Math Help - taylor series

1. taylor series

calculate sin(6) using a taylor series centered around 2pi. be accurate w/in .001.

so.. i know what the taylor series is for sin x.. i'm actually just confused about how you can calculate something if there's no finite n value.. it doesn't say calculate sin x from n=1 to 6, it says sin 6...can someone clear this up for me? =S

2. Originally Posted by buttonbear
calculate sin(6) using a taylor series centered around 2pi. be accurate w/in .001.

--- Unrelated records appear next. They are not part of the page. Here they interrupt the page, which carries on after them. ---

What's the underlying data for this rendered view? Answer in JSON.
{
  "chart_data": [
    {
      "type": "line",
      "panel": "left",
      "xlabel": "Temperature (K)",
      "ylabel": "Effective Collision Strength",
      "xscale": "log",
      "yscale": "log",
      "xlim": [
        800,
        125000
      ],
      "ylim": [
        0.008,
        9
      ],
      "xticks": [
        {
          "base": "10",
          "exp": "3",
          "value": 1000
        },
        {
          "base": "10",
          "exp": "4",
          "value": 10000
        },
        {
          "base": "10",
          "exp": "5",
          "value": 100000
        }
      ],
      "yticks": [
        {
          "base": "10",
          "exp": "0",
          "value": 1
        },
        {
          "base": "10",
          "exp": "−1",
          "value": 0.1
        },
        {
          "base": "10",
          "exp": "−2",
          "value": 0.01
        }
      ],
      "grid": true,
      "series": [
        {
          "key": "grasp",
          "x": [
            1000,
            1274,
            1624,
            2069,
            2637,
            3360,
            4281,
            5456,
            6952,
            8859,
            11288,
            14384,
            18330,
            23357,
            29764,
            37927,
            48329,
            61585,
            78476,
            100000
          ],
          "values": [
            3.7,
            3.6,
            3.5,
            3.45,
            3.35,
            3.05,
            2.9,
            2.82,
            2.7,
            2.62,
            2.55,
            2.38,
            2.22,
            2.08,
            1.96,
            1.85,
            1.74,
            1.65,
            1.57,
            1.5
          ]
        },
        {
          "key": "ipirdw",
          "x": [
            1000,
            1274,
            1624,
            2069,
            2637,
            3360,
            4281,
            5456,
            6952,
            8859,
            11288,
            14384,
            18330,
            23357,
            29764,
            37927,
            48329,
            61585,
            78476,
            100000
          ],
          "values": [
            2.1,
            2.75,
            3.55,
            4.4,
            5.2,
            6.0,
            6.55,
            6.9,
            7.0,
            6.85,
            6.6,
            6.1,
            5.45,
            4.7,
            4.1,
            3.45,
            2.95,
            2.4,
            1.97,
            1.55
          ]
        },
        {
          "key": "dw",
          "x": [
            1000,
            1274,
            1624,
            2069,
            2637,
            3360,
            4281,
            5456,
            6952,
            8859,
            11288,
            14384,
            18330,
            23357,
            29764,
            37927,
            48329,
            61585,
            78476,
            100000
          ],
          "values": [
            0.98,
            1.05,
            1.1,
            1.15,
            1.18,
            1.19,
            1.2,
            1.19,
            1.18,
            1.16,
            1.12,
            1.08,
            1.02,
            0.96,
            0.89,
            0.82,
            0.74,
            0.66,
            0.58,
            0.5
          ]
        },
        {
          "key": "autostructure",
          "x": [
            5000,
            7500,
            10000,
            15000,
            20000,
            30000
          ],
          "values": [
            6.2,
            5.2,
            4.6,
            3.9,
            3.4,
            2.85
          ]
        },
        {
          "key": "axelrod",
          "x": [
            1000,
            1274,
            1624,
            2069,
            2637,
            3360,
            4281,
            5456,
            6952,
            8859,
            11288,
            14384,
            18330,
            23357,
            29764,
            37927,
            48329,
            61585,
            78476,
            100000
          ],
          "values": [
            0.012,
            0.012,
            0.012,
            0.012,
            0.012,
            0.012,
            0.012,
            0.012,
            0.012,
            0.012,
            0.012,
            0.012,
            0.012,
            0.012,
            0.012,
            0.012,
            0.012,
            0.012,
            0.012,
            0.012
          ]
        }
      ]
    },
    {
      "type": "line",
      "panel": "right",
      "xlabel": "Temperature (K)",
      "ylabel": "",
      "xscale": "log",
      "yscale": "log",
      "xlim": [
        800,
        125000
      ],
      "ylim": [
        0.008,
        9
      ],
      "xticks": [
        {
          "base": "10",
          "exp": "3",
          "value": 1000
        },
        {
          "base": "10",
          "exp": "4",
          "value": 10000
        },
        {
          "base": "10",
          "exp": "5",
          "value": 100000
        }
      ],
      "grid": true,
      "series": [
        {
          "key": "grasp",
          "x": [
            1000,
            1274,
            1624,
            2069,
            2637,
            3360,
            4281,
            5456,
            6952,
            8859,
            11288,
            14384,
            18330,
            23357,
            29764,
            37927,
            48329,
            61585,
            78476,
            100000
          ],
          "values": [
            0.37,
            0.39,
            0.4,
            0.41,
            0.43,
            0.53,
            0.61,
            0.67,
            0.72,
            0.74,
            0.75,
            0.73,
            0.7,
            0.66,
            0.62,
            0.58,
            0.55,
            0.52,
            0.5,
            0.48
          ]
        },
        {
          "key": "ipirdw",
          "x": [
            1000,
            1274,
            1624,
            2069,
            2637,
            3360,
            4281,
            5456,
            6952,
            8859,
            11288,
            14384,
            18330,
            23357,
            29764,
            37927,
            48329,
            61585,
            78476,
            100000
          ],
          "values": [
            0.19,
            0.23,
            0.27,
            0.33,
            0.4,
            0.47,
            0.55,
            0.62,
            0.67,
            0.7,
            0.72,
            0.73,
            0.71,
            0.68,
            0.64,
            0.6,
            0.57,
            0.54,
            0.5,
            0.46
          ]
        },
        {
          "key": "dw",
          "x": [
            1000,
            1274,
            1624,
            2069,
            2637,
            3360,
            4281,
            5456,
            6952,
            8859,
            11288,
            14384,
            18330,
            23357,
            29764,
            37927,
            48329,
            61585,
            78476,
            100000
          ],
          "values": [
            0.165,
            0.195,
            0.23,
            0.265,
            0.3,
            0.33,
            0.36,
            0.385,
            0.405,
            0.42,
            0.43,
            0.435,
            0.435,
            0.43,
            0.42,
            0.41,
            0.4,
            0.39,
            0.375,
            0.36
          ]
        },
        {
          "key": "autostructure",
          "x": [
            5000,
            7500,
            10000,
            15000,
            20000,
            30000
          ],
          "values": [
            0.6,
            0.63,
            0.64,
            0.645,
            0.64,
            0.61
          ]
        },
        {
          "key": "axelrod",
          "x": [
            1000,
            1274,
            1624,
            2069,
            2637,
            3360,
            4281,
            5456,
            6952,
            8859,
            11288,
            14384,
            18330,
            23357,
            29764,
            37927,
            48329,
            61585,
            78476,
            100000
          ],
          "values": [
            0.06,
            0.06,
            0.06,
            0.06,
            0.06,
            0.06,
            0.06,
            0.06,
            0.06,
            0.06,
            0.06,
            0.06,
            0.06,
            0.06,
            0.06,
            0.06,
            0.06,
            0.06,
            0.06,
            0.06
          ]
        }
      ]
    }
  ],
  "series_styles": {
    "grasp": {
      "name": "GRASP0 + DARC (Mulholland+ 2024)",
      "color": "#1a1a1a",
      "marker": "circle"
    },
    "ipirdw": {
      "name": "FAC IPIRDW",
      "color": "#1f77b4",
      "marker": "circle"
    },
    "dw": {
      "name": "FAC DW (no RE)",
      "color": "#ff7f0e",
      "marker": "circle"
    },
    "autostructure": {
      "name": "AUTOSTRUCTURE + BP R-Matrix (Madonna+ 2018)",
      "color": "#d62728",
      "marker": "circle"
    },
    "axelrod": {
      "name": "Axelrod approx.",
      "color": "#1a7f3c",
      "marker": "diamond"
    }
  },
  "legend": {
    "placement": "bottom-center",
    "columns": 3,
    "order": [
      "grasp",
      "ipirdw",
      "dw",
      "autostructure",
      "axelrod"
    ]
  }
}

so.. i know what the taylor series is for sin x.. i'm actually just confused about how you can calculate something if there's no finite n value.. it doesn't say calculate sin x from n=1 to 6, it says sin 6...can someone clear this up for me? =S
The Taylor's series for function f about x= a is $\sum_{n=0}^\infty \frac{f^{(n)}(a)}{n!}(x- a)^n$. What you need is "Lagrange's error estimate". If you Taylor's polynomial of degree N (dropping all terms with n> N) then the error is less than or equal to $\frac{M_{N+1}}{(N+1)!}|x-a|^{N+1}$ where $M_{N+1}$ is an upper bound on the N+1 derivative of f between a and x. You need to determine N so that error estimate is less than 0.001 and sum for n= 1 to N.